EL CARRETE MÁGICO
Había una vez un pequeño príncipe, inquieto y travieso, que no le gustaba estudiar. Cuando sus padres le reprendían, se lamentaba diciendo: “¡Qué ganas de ser grande para hacer todo lo que quiera!”.
Un buen día, mientras se encontraba en su cuarto, descubrió junto a la ventana una bobina con hilos de oro. Ante la mirada sorprendida del principito, la bobina le habló con voz melodiosa: “Querido príncipe: He escuchado tus deseos de crecer pronto y te daré una oportunidad. A medida que desenrolles mis hilos, podrás avanzar por los días de tu vida. Pero ten cuidado, pues el hilo que se suelta no regresa, y el tiempo pasado no podrá ser recuperado jamás”.

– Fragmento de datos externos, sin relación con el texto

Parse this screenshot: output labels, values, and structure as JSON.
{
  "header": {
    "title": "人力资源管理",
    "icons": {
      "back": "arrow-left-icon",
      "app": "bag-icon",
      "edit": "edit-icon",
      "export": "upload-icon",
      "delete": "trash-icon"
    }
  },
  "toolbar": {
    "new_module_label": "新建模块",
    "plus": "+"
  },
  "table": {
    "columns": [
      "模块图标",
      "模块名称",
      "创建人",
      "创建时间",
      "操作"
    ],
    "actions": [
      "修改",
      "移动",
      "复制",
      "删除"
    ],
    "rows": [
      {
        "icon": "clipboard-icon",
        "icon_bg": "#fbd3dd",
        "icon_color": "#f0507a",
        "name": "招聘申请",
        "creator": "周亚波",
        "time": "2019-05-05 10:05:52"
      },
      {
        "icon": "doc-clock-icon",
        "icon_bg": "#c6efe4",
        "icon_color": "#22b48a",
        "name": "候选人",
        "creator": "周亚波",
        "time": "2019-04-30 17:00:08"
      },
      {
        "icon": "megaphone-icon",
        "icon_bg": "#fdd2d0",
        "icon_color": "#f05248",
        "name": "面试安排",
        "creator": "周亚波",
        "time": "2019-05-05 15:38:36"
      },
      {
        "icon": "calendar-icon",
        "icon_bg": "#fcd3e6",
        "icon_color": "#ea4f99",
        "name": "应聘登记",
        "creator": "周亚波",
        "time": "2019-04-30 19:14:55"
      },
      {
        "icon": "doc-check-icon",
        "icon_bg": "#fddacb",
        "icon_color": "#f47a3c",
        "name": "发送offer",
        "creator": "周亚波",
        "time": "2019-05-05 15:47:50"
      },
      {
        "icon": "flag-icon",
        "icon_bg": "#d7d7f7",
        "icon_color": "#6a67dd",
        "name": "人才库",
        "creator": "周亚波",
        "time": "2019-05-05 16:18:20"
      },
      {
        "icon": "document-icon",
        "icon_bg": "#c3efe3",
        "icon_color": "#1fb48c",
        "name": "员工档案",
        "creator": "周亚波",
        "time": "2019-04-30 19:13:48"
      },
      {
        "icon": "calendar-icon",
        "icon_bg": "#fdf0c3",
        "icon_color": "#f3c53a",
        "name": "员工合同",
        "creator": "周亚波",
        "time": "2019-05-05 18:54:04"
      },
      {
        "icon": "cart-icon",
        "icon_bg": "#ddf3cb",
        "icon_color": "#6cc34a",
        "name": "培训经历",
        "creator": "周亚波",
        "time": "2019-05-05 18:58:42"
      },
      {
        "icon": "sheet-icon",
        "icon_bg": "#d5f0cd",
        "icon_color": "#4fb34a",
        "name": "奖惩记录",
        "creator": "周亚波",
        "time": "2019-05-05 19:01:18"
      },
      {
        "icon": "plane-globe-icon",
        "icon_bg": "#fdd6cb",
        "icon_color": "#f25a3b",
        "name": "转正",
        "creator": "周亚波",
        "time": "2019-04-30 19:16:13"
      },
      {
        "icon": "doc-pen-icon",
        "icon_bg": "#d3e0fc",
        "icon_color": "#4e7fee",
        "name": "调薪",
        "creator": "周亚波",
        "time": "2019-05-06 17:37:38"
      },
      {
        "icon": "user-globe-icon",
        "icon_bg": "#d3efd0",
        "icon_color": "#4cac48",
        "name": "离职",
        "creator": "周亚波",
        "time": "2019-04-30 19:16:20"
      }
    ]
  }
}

Sin poder resistir su curiosidad, el pequeño príncipe tiró del hilo y al instante, quedó convertido en un joven gallardo y robusto. Con gran entusiasmo, volvió a tirar del hilo mágico y se descubrió con la corona de su padre. “¡Soy rey!”, “¡Soy rey!”, exclamaba con gran alegría. “Por favor, carrete mágico, quiero saber cómo lucirán mis hijos y mi señora reina”, exclamó impaciente mientras estiraba nuevamente el hilo.
Entonces, se apareció una mujer hermosa de largos cabellos junto a él, y tres chiquilines hermosos y gordos. La curiosidad del rey se hacía incontenible por saber cómo serían sus hijos de grande, así que tiró un tramo largo de aquel hilo, y otro más, y otro. De repente, notó que sus manos estaban pálidas y débiles, y en el reflejo del espejo descubrió un viejo consumido y seco.
El príncipe, al ver que había desenrollado todo el hilo, quiso devolverlo nuevamente a su lugar, pero tal como le habían advertido, era completamente imposible. ¡Había consumido toda su vida! La bobina mágica, al verlo tan afligido exclamó: “¿Qué has hecho, criatura infeliz? En vez de vivir los momentos hermosos de tu vida, decidiste pasarlos por alto. Has malgastado el tiempo inútilmente y ya no hay nada que puedas hacer, salvo pagar por tu insolencia”.
Y así quedó el anciano rey, que sólo pudo disfrutar de una corta vejez hasta que murió de tristeza en su alcoba, por haber desperdiciado toda su vida, sin vivirla como debe ser.
EL CEDRO VANIDOSO
Esta es la historia de un cedro presumido y tonto, que se jactaba a diario de su hermosura. El cedro vivía en el medio de un jardín, rodeado de otros árboles más pequeños, y para nada tan bellos como él. ¡Soy en verdad, algo digno de contemplar, y no hay nadie en este jardín que supere mi encanto! repetía el cedro en las mañanas, en las tardes y en las noches.
Al llegar la primavera, los árboles comenzaron a dar hermosas frutas. Deliciosas manzanas tuvo el manzano, relucientes cerezas aportó el cerezo, y el peral brindó gordas y jugosas peras.
Mientras tanto, el cedro, que no podía dar frutos, se lamentaba angustiado: “Mi belleza no estará completa hasta que mis ramas no tengan frutos hermosos como yo”. Entonces, se dedicó a observar a los demás árboles y a imitarlos en todo lo que hicieran para tener frutos. Finalmente, el cedro tuvo lo que pidió, y en lo alto de sus ramas, asomó un precioso fruto.
“Le daré de comer día y noche para que sea el más grande y hermoso de todos los frutos” exclamaba el cedro orgulloso de su creación. Sin embargo, de tanto que llegó a crecer aquel fruto, no hizo más que torcer poco a poco la copa de aquel cedro. Con el paso de los días, el fruto maduró y se hizo más pesado cada vez, hasta que el cedro no pudo sostenerlo y su copa terminó completamente quebrada y arruinada.
Algunas personas son como los cedros, que su ambición es tan grande que les lleva a perder todo cuanto tuvieron, pues no hay nada tan fatal como la vanidad, y debemos evitar ser engreídos con las personas que nos rodean.